Tag Archives: Easter

Easter Morning

Good morning. Today is Easter Sunday. Lance and I ran into Nancy and Renny on our walk along the bayou. She wore large pink and white fuzzy rabbit ears . . . and sunglasses. “He is risen,” Nancy said, by way of greeting. And then: “He did die for our sins, after all.” That considered, we agreed the least we could do was wear funny bunny ears in tribute to our savior.

The pealing bells of Our Lady of the Holy Rosary fill the sky. Trilling birdsong drifts down from my neighbor’s rain gutter where some loudmouth has built a nest. I have a vague atavistic notion that I should be in church today. There is a distinct sense of uplift in the air. Everywhere I went on my walk this morning, people called out, “Happy Easter!” Does this happen so consistently elsewhere?

I also saw Diane walking her Jack Russell Terrorist, who happens to be named Grace—of all things. I mentioned Easter Mass in passing. Diane shook her head, no. “I’m in church, right here,” she said, as she passed beneath the arms of a giant oak. That’s the spirit. I’m not going to church. I’m staying on the porch with my coffee and Lance and Emily.

Random Chance tossed out the perfect Easter poem.

#712, c. 1863

Because I could not stop for Death —
He kindly stopped for me —
The Carriage held but just Ourselves —
And Immortality.

We slowly drove — He knew no haste
And I had put away
My labor and my leisure too,
For His Civility —

We passed the School, where Children strove
At Recess — in the Ring —
We passed the Fields of Gazing Grain —
We passed the Setting Sun —

Or rather — He passed Us —
The Dews drew quivering and chill —
For only Gossamer, my Gown —
My Tippet — only Tulle —

We paused before a House that seemed
A swelling of the Ground —
The Roof was scarcely visible —
The Cornice — in the Ground —

Since then — ’tis Centuries — and yet
Feels shorter than the Day
I first surmised the Horses’ Heads
Were toward Eternity —

I’ve been trying to avoid the poems on Emily’s Hit Parade, but this one wanted to jump out today. I’ll try to treat it as though I have never read it before.

Her sense of Death here is a radical restructuring, unheard of before or since. Death is not the enemy or the terrifying, scythe-wielding skeleton. He is a gentleman. The soul of kindness, and nothing if not civil. Here, Emily finally meets her perfect consort. Her courtier. Death pauses in his carriage to bring Emily to their wedding feast. This is not their first date. They have been long acquainted and proceed toward the consummation of a mutually agreed-upon contract.

She goes to him gently, discreetly, as to her lover whom she would have as her husband. He escorts her with the unhurried courtesy of a mature, thoughtful man about to take a wife, not the passionate, rock-and-roll boyfriend. The two of them move carefully toward their sacred union, crossing the threshold by slowly attending to all the relevant details. She soaks in the gradual pace of this journey, as she leaves her father’s house, so that her new husband may bring her to the house he has made for the two of them.
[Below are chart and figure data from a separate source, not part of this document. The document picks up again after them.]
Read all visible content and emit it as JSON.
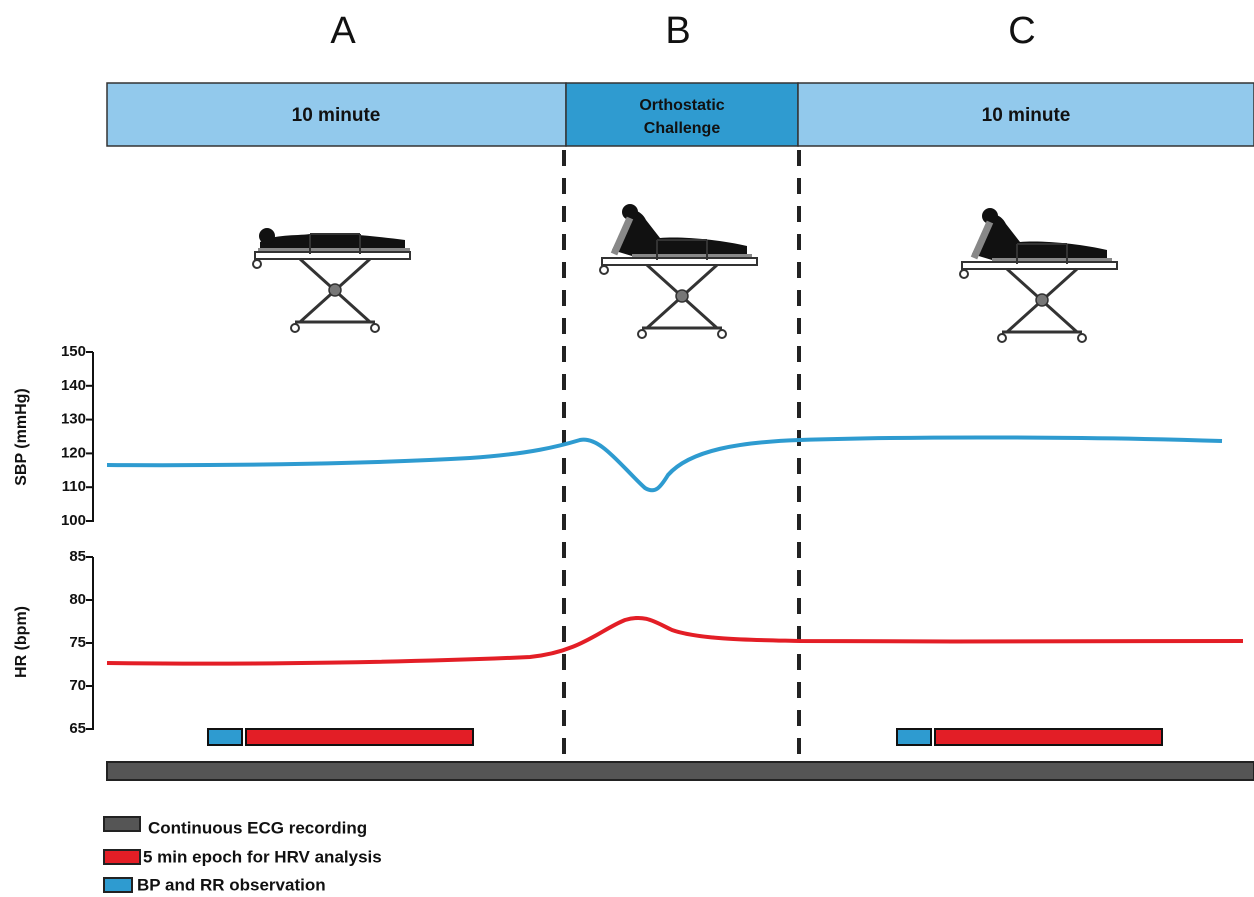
{
  "phases": [
    {
      "letter": "A",
      "label": "10 minute"
    },
    {
      "letter": "B",
      "label": [
        "Orthostatic",
        "Challenge"
      ]
    },
    {
      "letter": "C",
      "label": "10 minute"
    }
  ],
  "sbp_axis": {
    "label": "SBP (mmHg)",
    "ticks": [
      150,
      140,
      130,
      120,
      110,
      100
    ]
  },
  "hr_axis": {
    "label": "HR (bpm)",
    "ticks": [
      85,
      80,
      75,
      70,
      65
    ]
  },
  "legend": [
    "Continuous ECG recording",
    "5 min epoch for HRV analysis",
    "BP and RR observation"
  ]
}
This is the courtship of Emily. No other man would do for her. Any earthly marriage would just be a preamble, and she doesn’t have the patience for that. She was born to wed Death. That means radical honesty, accepting that her life is a trajectory toward that union with death. For her the honesty is the lure, the attraction to Death. All the love affairs in the world are just a shadow play before the main event. All the lovers are merely straw men, stand-ins for the one true mate she knows is waiting for her.

I can see Emily freeze and choke at the prospect of an ordinary, human love. She has to save herself for the real thing, if for no other reason than she just doesn’t have the stomach for pretending. Perhaps Emily is not entirely human herself. Or too human?
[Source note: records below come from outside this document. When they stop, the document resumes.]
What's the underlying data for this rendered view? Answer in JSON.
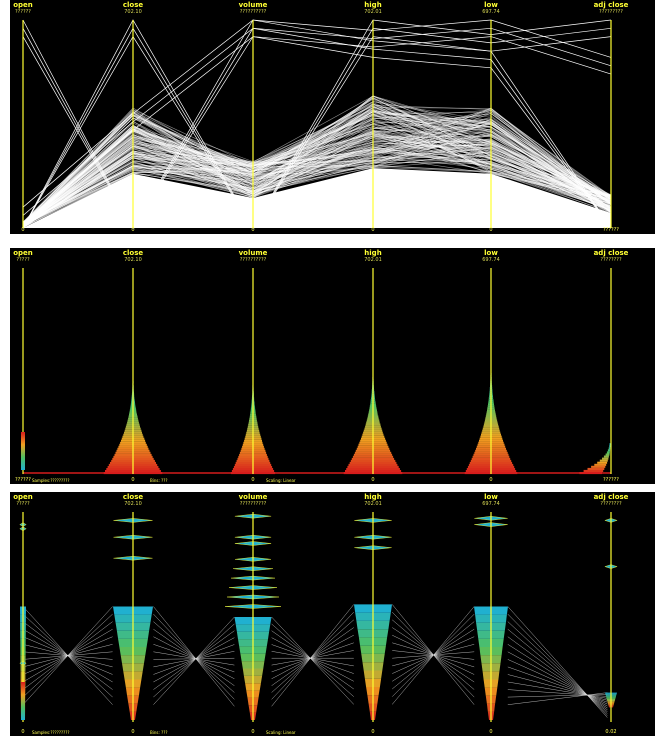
{
  "axes": [
    "open",
    "close",
    "volume",
    "high",
    "low",
    "adj close"
  ],
  "panels": [
    {
      "view": "polylines",
      "maxima": [
        "??????",
        "702.10",
        "??????????",
        "702.01",
        "697.74",
        "?????????"
      ],
      "minima": [
        "0",
        "0",
        "0",
        "0",
        "0",
        "??????"
      ],
      "status": {
        "samples": "",
        "bins": "",
        "scaling": ""
      }
    },
    {
      "view": "histogram-density",
      "maxima": [
        "?????",
        "702.10",
        "??????????",
        "702.01",
        "697.74",
        "????????"
      ],
      "minima": [
        "??????",
        "0",
        "0",
        "0",
        "0",
        "??????"
      ],
      "status": {
        "samples": "Samples:?????????",
        "bins": "Bins: ???",
        "scaling": "Scaling: Linear"
      }
    },
    {
      "view": "clustered-density",
      "maxima": [
        "?????",
        "702.10",
        "??????????",
        "702.01",
        "697.74",
        "????????"
      ],
      "minima": [
        "0",
        "0",
        "0",
        "0",
        "0",
        "0.02"
      ],
      "status": {
        "samples": "Samples:?????????",
        "bins": "Bins: ???",
        "scaling": "Scaling: Linear"
      }
    }
  ],
  "colors": {
    "axis": "#ffff33",
    "lines": "#ffffff",
    "density_low": "#d61c1c",
    "density_mid": "#f0a020",
    "density_high": "#20b0d0",
    "background": "#000000"
  },
  "chart_data": [
    {
      "type": "parallel-coordinates",
      "dimensions": [
        "open",
        "close",
        "volume",
        "high",
        "low",
        "adj close"
      ],
      "summary_profile": [
        0.0,
        0.58,
        0.32,
        0.64,
        0.58,
        0.16
      ],
      "outlier_profiles": [
        [
          1.0,
          0.0,
          1.0,
          0.9,
          0.85,
          0.0
        ],
        [
          0.0,
          1.0,
          0.0,
          1.0,
          0.93,
          1.0
        ],
        [
          0.1,
          0.55,
          1.0,
          0.95,
          1.0,
          0.82
        ]
      ]
    },
    {
      "type": "parallel-coordinates-histogram",
      "dimensions": [
        "open",
        "close",
        "volume",
        "high",
        "low",
        "adj close"
      ],
      "peak_height": [
        0.02,
        0.46,
        0.45,
        0.49,
        0.51,
        0.15
      ],
      "spread": [
        0.0,
        0.48,
        0.36,
        0.48,
        0.43,
        0.18
      ]
    },
    {
      "type": "parallel-coordinates-clustered",
      "dimensions": [
        "open",
        "close",
        "volume",
        "high",
        "low",
        "adj close"
      ],
      "main_cluster": {
        "top": [
          0.55,
          0.55,
          0.5,
          0.56,
          0.55,
          0.14
        ],
        "bottom": [
          0.0,
          0.0,
          0.0,
          0.0,
          0.0,
          0.06
        ],
        "width_top": [
          0.0,
          0.34,
          0.31,
          0.32,
          0.28,
          0.06
        ]
      },
      "outlier_clusters": [
        [
          0.92,
          0.96,
          0.98,
          0.96,
          0.97,
          0.96
        ],
        [
          0.94,
          0.88,
          0.88,
          0.88,
          0.94,
          0.0
        ],
        [
          0.28,
          0.78,
          0.85,
          0.83,
          0.0,
          0.74
        ]
      ]
    }
  ]
}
Last night Geoff and I read The Marriage of Heaven and Hell aloud, alternating each section in the manner of our “slow reading” of The Symposium. Among Blake’s many trippy insights, the one I held most dear was an observation his speaker made in one of the sections titled: “The Voice of the Devil”. The speaker offers an essential truth that contradicts the incorrect belief promulgated by scripture, chiefly that we must expunge the false notion that Body and Soul are separate. Body is simply an aspect of Soul that can be perceived with the five senses. How New Age, really. This physical life is not fundamentally divided from the life of the spirit, rather it is the concretized portion of it. Whatever we touch we receive through our hands some aspect of an immortal force. Continuing from there, when we depart our bodies, this so-called death is not an end, but a re-working of a thing that remains fundamentally whole. Neither created nor destroyed, but simply changed in form. And a happy Easter to you!
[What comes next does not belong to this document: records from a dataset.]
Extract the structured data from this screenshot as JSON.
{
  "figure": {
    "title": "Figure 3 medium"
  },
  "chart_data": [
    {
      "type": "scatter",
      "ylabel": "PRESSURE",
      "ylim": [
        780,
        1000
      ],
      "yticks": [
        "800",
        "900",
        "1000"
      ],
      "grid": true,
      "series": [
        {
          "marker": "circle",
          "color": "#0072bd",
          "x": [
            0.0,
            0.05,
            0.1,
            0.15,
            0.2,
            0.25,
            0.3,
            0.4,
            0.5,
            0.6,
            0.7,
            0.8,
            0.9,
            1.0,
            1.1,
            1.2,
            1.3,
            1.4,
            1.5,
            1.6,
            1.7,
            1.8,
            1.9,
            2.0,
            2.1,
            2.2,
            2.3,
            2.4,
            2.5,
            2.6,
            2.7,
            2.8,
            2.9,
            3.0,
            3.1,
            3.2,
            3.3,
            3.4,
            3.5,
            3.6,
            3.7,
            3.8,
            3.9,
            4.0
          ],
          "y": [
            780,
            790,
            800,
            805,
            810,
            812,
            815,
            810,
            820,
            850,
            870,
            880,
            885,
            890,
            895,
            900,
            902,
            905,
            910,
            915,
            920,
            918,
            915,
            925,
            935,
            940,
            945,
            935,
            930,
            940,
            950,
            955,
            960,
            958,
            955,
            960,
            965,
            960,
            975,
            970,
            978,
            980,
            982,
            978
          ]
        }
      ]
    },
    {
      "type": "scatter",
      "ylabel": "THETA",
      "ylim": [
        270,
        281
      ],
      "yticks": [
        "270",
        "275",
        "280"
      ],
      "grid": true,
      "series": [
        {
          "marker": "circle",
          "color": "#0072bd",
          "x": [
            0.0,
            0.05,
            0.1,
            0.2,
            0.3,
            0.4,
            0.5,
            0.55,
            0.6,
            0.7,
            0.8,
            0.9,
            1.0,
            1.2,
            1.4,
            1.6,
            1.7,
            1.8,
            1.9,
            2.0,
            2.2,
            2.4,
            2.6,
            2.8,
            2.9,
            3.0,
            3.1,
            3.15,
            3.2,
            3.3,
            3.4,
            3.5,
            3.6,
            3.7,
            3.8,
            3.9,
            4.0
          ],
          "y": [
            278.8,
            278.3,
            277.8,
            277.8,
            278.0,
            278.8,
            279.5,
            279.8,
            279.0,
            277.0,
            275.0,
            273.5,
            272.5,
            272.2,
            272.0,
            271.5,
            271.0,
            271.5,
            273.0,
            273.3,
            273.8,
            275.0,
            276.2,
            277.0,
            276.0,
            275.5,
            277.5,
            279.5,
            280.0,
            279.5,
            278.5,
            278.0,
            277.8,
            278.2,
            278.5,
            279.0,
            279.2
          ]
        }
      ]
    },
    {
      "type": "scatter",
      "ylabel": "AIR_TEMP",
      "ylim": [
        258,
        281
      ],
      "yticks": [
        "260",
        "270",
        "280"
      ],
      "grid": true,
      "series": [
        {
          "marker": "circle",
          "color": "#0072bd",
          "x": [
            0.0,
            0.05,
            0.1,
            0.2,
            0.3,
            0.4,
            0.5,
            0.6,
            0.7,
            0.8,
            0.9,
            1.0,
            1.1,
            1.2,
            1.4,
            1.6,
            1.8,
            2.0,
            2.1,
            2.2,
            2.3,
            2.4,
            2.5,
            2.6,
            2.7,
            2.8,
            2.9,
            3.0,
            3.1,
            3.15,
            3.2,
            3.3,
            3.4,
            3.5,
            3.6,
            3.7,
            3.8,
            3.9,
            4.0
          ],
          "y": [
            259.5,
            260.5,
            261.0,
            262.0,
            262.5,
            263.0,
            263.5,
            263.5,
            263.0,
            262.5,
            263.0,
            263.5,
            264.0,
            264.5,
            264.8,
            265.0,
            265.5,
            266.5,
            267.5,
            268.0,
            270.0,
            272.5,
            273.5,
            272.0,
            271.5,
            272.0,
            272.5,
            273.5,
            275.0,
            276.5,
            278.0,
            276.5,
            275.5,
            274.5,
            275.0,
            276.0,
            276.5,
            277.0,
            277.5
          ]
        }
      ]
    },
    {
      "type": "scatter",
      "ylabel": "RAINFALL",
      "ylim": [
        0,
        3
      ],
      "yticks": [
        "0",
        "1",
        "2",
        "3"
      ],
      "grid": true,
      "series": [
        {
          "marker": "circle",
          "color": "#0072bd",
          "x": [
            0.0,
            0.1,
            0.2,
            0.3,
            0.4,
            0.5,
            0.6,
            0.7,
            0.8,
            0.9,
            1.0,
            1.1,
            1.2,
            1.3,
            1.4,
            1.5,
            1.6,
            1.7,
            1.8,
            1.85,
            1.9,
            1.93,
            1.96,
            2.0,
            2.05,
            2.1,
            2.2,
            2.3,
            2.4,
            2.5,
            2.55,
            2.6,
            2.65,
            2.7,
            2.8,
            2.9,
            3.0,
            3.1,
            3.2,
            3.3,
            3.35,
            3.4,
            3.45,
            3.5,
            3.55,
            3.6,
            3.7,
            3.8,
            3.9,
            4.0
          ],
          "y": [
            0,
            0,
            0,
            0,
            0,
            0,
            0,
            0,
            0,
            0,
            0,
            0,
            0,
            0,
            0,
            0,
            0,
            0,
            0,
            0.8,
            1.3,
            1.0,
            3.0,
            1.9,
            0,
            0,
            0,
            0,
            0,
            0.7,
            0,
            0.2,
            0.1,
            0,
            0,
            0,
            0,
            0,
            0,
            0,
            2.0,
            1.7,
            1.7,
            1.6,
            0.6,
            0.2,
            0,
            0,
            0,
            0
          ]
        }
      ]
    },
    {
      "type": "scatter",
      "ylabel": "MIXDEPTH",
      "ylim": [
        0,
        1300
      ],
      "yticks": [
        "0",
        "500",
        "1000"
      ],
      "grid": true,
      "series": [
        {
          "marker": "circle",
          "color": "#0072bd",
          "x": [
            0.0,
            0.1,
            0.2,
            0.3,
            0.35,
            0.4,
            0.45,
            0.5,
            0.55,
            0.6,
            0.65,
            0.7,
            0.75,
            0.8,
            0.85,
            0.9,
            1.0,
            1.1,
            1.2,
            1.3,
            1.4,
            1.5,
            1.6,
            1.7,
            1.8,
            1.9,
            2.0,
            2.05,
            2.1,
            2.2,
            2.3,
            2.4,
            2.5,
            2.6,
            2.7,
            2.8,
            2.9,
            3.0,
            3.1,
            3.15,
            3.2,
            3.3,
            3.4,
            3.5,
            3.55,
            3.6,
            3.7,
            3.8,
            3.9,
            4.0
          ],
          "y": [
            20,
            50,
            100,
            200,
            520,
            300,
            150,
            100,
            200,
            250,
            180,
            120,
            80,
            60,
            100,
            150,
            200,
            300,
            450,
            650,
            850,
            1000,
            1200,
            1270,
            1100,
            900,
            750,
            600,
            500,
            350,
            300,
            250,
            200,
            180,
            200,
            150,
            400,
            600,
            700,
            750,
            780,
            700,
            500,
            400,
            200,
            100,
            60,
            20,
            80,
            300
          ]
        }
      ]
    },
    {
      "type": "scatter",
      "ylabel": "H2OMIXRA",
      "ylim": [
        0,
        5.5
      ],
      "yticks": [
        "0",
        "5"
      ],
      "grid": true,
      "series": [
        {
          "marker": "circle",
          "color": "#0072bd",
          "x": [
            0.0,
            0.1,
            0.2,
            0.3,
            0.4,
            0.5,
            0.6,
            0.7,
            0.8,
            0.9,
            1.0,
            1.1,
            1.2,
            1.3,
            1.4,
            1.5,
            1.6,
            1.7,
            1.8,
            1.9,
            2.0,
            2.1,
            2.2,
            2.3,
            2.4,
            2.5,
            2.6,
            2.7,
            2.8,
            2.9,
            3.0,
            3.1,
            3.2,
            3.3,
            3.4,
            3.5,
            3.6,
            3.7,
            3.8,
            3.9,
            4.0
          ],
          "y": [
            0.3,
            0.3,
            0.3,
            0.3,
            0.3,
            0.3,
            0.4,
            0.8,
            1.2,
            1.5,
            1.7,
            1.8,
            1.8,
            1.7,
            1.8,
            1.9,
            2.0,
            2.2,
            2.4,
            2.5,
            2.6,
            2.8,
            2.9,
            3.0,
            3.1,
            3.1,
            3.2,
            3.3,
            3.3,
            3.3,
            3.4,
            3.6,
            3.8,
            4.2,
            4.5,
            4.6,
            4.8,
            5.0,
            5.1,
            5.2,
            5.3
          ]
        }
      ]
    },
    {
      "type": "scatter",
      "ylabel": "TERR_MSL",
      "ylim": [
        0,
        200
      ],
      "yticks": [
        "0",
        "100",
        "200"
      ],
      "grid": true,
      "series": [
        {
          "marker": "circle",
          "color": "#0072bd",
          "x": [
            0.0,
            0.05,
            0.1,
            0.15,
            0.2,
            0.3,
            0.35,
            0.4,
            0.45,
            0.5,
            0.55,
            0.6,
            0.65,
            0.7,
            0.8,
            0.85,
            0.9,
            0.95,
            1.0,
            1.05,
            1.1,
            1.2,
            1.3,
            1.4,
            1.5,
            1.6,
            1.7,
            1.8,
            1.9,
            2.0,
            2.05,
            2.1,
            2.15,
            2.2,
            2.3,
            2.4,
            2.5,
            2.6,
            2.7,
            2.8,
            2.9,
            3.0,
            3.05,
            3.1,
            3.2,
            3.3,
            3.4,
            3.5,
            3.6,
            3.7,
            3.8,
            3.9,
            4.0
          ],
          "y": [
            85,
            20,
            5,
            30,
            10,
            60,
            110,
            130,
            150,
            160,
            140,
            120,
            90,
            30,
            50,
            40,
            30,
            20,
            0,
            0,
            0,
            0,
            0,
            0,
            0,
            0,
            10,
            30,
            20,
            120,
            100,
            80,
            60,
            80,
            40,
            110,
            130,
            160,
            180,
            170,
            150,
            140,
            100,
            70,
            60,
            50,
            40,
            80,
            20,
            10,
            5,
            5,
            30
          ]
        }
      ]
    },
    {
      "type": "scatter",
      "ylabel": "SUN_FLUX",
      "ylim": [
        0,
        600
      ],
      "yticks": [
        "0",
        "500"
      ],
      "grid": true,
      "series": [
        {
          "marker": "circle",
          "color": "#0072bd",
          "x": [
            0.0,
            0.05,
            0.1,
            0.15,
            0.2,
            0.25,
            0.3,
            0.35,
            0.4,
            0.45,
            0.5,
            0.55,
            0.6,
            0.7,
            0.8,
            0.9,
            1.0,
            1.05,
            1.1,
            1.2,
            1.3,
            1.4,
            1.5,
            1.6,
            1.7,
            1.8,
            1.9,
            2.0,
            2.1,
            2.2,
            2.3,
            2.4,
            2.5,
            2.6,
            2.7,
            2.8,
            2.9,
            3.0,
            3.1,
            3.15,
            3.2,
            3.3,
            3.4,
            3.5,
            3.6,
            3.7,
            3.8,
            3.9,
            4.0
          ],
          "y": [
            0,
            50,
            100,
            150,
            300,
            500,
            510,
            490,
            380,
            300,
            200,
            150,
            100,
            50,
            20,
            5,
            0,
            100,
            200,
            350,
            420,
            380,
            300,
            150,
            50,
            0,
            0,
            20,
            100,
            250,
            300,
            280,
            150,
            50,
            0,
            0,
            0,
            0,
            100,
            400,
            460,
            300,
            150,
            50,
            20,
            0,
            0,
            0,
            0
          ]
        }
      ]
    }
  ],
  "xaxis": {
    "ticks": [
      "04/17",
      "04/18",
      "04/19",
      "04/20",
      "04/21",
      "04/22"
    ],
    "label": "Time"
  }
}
Then we read the best part of The Marriage of Heaven and Hell which are the Proverbs of Hell. My favorite: “Shame is Prides cloke.” Also: “The tygers of wrath are wiser than the horses of instruction.” Geoff’s favorite: “The nakedness of woman is the work of God.” Or maybe it was: “Sooner murder an infant in its cradle than nurse unacted desires.” So many to choose from. In any case, you can see where this was going.